Showcase Lesson #3 Reflection:
In this lesson, my high school Video Production class learned about Mini DV tapes and how to use them in our school’s camcorders. I applied Marzano, Pickering and Pollock’s (2001) strategy of “Cues and Questions” by using the author’s examples of questions from “Classroom Instruction That Works”. The questions brought students into a discussion as I held up a Mini DV tape and asked, “What is it? What action does this thing usually perform? How is this thing usually used? What is this thing part of?” (p. 115). I went on to ask students further questions about the tape to get students to think about its purpose. The students seemed to really enjoy answering the cue questions, especially because they were able to draw from what they already inferred about tapes. The students talked about the different qualities of tapes and connected them to film and other media, while also bringing up their similarities and differences.

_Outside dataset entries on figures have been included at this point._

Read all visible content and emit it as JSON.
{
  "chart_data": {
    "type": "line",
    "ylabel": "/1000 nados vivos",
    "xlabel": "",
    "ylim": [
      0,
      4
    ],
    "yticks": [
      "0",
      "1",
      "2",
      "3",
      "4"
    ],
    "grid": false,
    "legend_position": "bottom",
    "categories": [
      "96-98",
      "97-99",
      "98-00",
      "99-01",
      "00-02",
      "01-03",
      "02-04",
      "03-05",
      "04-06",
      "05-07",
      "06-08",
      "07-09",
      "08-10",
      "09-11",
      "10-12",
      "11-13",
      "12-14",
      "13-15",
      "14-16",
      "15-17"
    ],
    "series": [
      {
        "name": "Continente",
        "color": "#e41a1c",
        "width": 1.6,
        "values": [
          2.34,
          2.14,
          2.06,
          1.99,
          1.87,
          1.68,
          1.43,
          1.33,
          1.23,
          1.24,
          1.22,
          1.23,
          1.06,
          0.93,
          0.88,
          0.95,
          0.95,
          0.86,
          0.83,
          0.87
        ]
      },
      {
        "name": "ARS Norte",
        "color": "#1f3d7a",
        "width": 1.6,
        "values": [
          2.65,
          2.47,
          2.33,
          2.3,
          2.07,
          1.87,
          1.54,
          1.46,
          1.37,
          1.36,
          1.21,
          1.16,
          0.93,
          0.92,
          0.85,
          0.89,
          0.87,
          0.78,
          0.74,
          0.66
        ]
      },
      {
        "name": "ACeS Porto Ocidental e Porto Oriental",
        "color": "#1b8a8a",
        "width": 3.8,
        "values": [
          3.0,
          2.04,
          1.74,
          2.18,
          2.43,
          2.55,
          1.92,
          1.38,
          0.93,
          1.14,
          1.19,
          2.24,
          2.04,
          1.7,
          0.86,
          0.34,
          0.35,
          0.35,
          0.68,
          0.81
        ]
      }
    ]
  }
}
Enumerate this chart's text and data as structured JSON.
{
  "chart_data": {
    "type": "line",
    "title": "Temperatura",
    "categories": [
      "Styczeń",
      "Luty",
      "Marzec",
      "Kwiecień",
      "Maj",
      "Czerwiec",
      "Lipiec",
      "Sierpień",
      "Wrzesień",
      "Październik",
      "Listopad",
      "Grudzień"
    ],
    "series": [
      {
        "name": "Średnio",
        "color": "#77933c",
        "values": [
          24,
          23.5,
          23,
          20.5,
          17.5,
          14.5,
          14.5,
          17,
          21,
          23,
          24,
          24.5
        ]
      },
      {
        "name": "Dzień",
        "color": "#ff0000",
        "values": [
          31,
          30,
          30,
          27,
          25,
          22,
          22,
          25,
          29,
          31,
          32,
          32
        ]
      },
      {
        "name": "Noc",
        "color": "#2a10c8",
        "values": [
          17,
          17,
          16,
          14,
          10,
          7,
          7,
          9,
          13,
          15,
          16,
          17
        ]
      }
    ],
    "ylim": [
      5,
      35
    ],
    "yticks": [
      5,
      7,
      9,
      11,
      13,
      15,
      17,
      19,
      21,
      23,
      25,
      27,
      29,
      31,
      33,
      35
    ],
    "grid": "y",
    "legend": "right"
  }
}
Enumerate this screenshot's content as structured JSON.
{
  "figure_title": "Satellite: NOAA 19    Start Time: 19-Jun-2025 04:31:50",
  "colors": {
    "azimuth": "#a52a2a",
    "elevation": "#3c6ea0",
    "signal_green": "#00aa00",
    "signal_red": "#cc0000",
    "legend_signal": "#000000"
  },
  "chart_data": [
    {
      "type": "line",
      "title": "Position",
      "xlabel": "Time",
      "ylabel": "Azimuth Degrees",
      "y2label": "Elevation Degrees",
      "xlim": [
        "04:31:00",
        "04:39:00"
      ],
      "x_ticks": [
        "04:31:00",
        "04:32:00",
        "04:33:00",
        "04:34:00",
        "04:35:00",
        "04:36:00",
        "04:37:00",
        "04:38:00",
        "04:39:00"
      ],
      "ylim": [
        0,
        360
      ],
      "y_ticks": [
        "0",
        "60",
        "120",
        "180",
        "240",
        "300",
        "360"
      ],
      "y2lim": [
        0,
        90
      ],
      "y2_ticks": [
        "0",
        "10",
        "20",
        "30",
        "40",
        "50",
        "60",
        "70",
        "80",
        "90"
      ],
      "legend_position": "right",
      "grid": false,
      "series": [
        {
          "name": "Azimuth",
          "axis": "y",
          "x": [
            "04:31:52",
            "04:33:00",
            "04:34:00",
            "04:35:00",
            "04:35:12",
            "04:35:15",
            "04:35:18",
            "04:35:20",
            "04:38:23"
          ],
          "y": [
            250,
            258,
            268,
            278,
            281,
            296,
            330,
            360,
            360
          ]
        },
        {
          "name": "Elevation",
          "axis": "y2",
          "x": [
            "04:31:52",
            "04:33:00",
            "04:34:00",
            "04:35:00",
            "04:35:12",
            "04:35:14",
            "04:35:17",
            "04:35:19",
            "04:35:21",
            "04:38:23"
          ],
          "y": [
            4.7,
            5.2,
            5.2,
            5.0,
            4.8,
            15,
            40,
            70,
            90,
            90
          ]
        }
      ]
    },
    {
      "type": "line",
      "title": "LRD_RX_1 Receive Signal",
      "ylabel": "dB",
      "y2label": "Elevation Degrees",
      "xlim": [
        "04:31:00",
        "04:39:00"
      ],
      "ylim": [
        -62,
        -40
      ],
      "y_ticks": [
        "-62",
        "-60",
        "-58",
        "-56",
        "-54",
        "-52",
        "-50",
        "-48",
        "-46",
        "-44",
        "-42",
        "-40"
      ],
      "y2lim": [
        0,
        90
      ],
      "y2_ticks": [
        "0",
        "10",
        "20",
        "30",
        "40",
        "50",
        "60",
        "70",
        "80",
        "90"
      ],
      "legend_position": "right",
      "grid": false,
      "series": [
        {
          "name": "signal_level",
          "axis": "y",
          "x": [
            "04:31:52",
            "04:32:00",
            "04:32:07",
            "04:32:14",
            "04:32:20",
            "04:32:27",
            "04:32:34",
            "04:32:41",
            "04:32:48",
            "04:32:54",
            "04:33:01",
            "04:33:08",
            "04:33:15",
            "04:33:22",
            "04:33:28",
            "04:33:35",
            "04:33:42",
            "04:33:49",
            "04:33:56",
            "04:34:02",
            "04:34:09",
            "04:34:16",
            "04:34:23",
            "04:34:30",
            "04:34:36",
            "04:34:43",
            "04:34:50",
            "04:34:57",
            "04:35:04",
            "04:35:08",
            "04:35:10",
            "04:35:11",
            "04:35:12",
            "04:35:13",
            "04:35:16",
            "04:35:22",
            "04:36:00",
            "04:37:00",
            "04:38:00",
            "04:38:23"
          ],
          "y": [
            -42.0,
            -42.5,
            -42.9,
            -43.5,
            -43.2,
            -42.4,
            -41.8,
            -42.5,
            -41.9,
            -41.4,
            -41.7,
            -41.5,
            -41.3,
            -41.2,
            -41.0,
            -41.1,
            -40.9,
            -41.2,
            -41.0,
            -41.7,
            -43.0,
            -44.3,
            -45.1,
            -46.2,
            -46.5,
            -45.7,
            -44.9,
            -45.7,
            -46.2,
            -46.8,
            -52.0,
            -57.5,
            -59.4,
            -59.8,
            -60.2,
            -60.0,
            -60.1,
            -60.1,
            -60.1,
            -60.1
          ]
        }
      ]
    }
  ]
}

The students also discussed how they thought tapes actually worked and had pretty accurate guesses. I followed Marzano, Pickering and Pollock’s (2001) advice when they state, “Waiting briefly before accepting responses from students has the effect of increasing the depth of the students’ answers” (p. 114). This motivated students to rely on their own knowledge and critical thinking to answer the cues. It was difficult for me to just stare at the high school students until they started raising their hands and it did create a nice awkward silence. This is something that I should probably get used to because the wait was definitely worth the student’s discussion that followed.
I also applied Marzano, Pickering and Pollock’s (2001) strategy of “Generating and Testing Hypotheses” (p. 104), and this worked but I think that it needs some polishing. In this activity I wanted to students to make guesses about what challenges they thought the Mini DV tapes would present. Many of the students understood what I was looking for them to do, but a large number of students were confused. In the future, I think that it might help to give students better instruction on what I am looking for and examples for them to follow when having the students create hypotheses. While exploring the use of “Generating and Testing Hypotheses”, I found that it was helpful to have the students explain their hypotheses to the class. This supported my reasoning for this activity as I took the idea from Marzano, Pickering and Pollock (2001) as they state, “…the process of explaining their thinking helps students deepen their understanding of the principles they are applying” (p.105).
In the following class where the students did the Mini DV camcorder activity, students did show that they had a good understanding of how to use the technology. After students digitized their footage, they did see the difference with shooting on tape, and even further understood the challenges that I was asking them to look for. The students were able to write these conclusions on their handouts, and I feel that the students now have a good grasp on how tapes have been used in the past and how we can still use them today.
Marzano, R. J., Pickering, D. J., & Pollock, J. E. (2001). Classroom Instruction That Works. Alexandria, VA: Association For Supervision and Curriculum Development.